Notes en vue d'un cri
J'ai senti les veines des milliards. J'ai senti que ça avait lieu: nous, les hommes, nos histoires, nos amours et nos morts. J'ai suivi ma langue quand elle a glissé sur la lèvre inférieure. Le vent a flambé un instant sur le bord juste après. J'ai eu le vertige un peu. J'ai touché du doigt quelque chose d'aussi important qu'une eau coulant sur nos mains.
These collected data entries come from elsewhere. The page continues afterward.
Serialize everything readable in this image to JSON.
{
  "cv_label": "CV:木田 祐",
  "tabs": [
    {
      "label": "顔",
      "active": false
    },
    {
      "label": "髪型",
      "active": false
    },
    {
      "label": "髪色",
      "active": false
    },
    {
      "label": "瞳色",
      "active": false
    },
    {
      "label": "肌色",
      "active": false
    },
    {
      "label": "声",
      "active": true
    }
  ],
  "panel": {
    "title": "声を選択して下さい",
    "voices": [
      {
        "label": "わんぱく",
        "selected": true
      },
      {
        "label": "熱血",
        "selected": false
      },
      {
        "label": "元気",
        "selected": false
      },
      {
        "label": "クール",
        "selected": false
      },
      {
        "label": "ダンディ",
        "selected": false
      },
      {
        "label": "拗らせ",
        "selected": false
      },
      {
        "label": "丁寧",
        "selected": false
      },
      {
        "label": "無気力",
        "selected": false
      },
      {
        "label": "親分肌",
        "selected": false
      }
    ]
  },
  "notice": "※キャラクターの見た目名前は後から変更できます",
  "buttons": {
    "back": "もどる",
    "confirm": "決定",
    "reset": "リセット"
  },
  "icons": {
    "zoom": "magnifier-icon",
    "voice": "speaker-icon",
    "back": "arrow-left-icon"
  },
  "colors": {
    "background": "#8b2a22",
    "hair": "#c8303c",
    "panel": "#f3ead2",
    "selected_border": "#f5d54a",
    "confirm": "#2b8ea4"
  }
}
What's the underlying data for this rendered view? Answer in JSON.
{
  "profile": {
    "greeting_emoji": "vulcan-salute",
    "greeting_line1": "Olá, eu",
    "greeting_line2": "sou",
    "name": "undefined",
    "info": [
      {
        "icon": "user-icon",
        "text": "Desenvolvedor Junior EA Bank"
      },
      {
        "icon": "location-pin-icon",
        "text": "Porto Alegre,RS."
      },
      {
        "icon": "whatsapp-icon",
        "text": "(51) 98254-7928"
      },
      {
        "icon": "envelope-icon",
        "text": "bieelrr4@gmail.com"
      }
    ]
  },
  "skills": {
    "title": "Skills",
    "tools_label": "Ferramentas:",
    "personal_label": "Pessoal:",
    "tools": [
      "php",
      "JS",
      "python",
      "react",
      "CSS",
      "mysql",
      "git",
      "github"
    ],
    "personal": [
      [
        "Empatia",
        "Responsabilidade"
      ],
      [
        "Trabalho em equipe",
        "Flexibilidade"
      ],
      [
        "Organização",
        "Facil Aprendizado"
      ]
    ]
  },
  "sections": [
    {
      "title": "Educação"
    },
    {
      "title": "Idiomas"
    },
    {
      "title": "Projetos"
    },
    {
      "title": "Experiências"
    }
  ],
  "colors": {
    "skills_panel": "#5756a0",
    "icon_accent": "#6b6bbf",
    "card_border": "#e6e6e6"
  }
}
Le pressentiment d'un indice sans nom a ruisselé dans les ravines de mon souffle. Rien ne se passerait. J'en étais convaincu. Rien n'aurait lieu que l'oubli ordinaire et merveilleux. J'ai marché dans l'air à la manière d'un homme. Et mon corps a trouvé le déséquilibre adéquat. L'espace s'est déplié au fur et à mesure. J'ai senti la distance s'engouffrer dans mes pores. Le chemin du long cri m'a trouvé. Le mur a longé mon haleine de Perceval. J'ai guetté le premier cri, cette vibration des cordes vocales à la source de toute affection. J'ai cherché le déploiement des alvéoles pulmonaires. Le cimetière a soufflé dans les bronches des vivants. La mort a ouvert les yeux du vivant. J'ai manqué de tout. J'ai senti l'avenir couler dans mes artères. J'ai senti la lumière au loin sur le flanc des collines, le rire tranchant du jour au travers des feuilles. J'ai senti les mousses humides au Nord de l'espoir. Mais j'étais seul et cela que je vivais devait rester banal, c'était la vie quotidienne, c'était le jour à vivre depuis le début, mais j'étais seul et le vent frais levait les épaisseurs considérables des morts en moi. Les générations m'ont emboîté le pas. C'était la vie normale des hommes. J'avais l'intuition que bientôt je trouverais la photo, et qu'après commencerait enfin ce qui n'a jamais cessé de s'offrir: la disparition de l'unique et la confirmation de ma peau.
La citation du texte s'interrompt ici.